System Architecture

This document provides a high-level overview of the automated sentry turret's architecture. The system is best understood as a classic "Brains" vs. "Brawn" model, where a powerful host computer handles complex processing and a dedicated microcontroller manages real-time hardware control.

Core Components

The system is composed of three main parts:

1. The Host System (The "Brains"): A Python application responsible for detecting, identifying, and tracking targets. It runs on a standard computer connected to a Luxonis OAK-D camera.
2. The Control System (The "Brawn"): A C++ application running on an ESP32 microcontroller. It is responsible for the physical movement of the turret, firing the water pump, and processing sensor data.
3. The Physical Turret: The 3D-printed pan/tilt mechanism, stepper motors, water pump, and nozzle.

System Diagram

+------------------------+          (Serial)          +-----------------------+
|    Host System (PC)    |                            |  Control System (ESP32) |
|------------------------|                            |-----------------------|
| - Python 3             |<-------------------------->| - C++ Firmware        |
| - `depthai` for CV     |                            | - Stepper Motor Control |
| - `sqlite-vec` for ID  |       (Target Coords)      | - Water Pump Control  |
| - Target Selection     |                            | - Radar Sensor Input  |
+------------------------+                            +-----------------------+
             |                                                     |
             | (Camera Feed)                                       | (PWM/Step/Dir Signals)
             |                                                     |
+------------------------+                            +-----------------------+
| Luxonis OAK-D Camera   |                            |   Physical Turret     |
+------------------------+                            +-----------------------+

Workflow: From Detection to Firing

1. Perception: The cvTargetAssist.py script on the host system initializes the OAK-D camera and its depthai pipeline. The pipeline's neural network processes the video feed to detect human poses.
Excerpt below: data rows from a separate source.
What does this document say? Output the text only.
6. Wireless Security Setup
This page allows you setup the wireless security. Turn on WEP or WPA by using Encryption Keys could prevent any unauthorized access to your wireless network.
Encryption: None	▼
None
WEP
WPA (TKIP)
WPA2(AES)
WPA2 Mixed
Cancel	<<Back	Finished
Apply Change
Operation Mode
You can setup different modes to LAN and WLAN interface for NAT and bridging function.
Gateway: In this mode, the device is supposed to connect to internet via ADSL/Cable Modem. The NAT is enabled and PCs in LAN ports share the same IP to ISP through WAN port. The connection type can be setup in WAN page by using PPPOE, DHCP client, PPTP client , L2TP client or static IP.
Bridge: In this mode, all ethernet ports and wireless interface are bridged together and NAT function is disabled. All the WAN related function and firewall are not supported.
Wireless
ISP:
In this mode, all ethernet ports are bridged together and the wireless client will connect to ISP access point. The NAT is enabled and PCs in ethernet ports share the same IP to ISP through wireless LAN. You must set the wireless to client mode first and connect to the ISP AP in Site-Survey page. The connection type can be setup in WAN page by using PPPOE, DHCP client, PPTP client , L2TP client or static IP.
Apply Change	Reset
2. Identification & Tracking: When a person is detected, the system extracts a feature vector (embedding) from the image. This vector is compared against a sqlite-vec database to determine if the person has been seen before. The system maintains a list of current targets and their 3D positions relative to the camera.

3. Target Selection: The host system selects a primary target from the list of candidates.

4. Communication: The 3D coordinates of the selected target are serialized into a custom binary format and sent to the ESP32 over a USB serial connection.

5. Command Reception: The ESP32 firmware continuously listens for incoming serial data. When it receives a valid target coordinate message, it enqueues a command to aim the turret.

6. Ballistic Calculation: The firmware takes the target's (x, y, z) coordinates and calculates the required pan and tilt angles to hit it. This involves a numerical approximation to account for the ballistic trajectory (gravity's effect on the water stream).

7. Execution: The firmware's control loop executes the aiming command, driving the stepper motors to the calculated angles. Once aimed, it can execute a FIRE command to activate the water pump for a set duration.

8. Independent Operation: If no commands are received from the host system, the ESP32 can operate in a fallback mode using an LD2450 radar sensor to detect nearby motion and engage targets.

This separation of concerns allows each component to do what it does best. The host system handles computationally intensive vision processing, while the microcontroller provides the reliable, low-latency, real-time control required for precise physical movement.